In our Beyond Divide and Conquer: Unite and Build Racial Equity training, we pose the question, “what is the greatest fear that you have about something a person of another race will do to you?“ We have all these unspoken fears that shape our behaviors many times without us even realizing it. Naming our fear is essential to our healing. Sometimes these fears are based in facts and other times these fears are based in false narratives that we have been made to believe. If we do not name them, we cannot move forward with analyzing the root cause of the fear. In the training, we also ask people to name their feelings after hearing stories. Anger is a common one.
People naming their feeling is a first step to the healing needed to transform our communities.

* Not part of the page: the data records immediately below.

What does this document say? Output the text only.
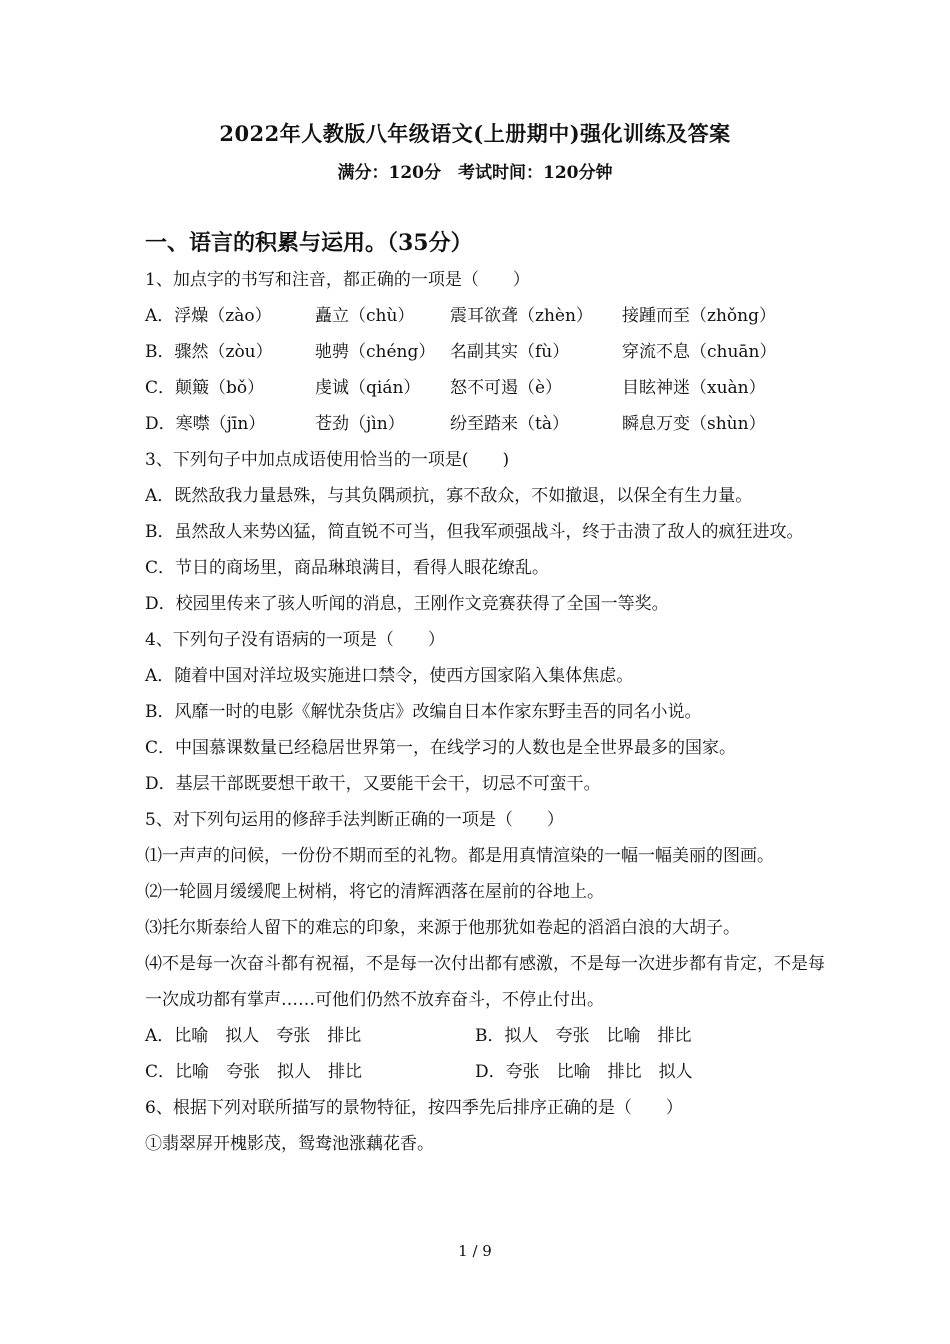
2022年人教版八年级语文(上册期中)强化训练及答案
满分：120分　考试时间：120分钟
一、语言的积累与运用。（35分）
1、加点字的书写和注音，都正确的一项是（　　）
A．浮燥（zào）	矗立（chù）	震耳欲聋（zhèn）	接踵而至（zhǒng）
B．骤然（zòu）	驰骋（chéng） 名副其实（fù）	穿流不息（chuān）
C．颠簸（bǒ）	虔诚（qián）	怒不可遏（è）	目眩神迷（xuàn）
D．寒噤（jīn）	苍劲（jìn）	纷至踏来（tà）	瞬息万变（shùn）
3、下列句子中加点成语使用恰当的一项是(　　)
A．既然敌我力量悬殊，与其负隅顽抗，寡不敌众，不如撤退，以保全有生力量。
B．虽然敌人来势凶猛，简直锐不可当，但我军顽强战斗，终于击溃了敌人的疯狂进攻。
C．节日的商场里，商品琳琅满目，看得人眼花缭乱。
D．校园里传来了骇人听闻的消息，王刚作文竞赛获得了全国一等奖。
4、下列句子没有语病的一项是（　　）
A．随着中国对洋垃圾实施进口禁令，使西方国家陷入集体焦虑。
B．风靡一时的电影《解忧杂货店》改编自日本作家东野圭吾的同名小说。
C．中国慕课数量已经稳居世界第一，在线学习的人数也是全世界最多的国家。
D．基层干部既要想干敢干，又要能干会干，切忌不可蛮干。
5、对下列句运用的修辞手法判断正确的一项是（　　）
⑴一声声的问候，一份份不期而至的礼物。都是用真情渲染的一幅一幅美丽的图画。
⑵一轮圆月缓缓爬上树梢，将它的清辉洒落在屋前的谷地上。
⑶托尔斯泰给人留下的难忘的印象，来源于他那犹如卷起的滔滔白浪的大胡子。
⑷不是每一次奋斗都有祝福，不是每一次付出都有感激，不是每一次进步都有肯定，不是每一次成功都有掌声……可他们仍然不放弃奋斗，不停止付出。
A．比喻　拟人　夸张　排比	B．拟人　夸张　比喻　排比
C．比喻　夸张　拟人　排比	D．夸张　比喻　排比　拟人
6、根据下列对联所描写的景物特征，按四季先后排序正确的是（　　）
①翡翠屏开槐影茂，鸳鸯池涨藕花香。
1 / 9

We must name our fears and feelings, but we cannot dwell in it. If we nurture our fear and anger instead of our healing, it is destructive to us and everyone around us. Dr. King said in his sermon “Antidotes for Fear,” “Normal fear protects us; abnormal fear paralyzes us. Normal fear motivates us to improve our individual and collective welfare; abnormal fear constantly poisons and distorts our inner lives. Our problem is not to be rid of fear but rather to harness and master it.” He names four antidotes for fear: acknowledgement and awareness, courage, faith and love.
He said, “Hate is rooted in fear and the only cure for fear-hate is love.... Hatred and bitterness can never cure the disease of fear; only love can do that.” “There is no fear in love. But perfect love drives out fear.” 1 John 4. So, let us stop allowing fear and anger to divide us but we must use the power of love to unite us, so we can heal and transform our communities.
Disclaimer: The views and opinions expressed here are those of the author and do not necessarily reflect the official policy or position of the SCNTR.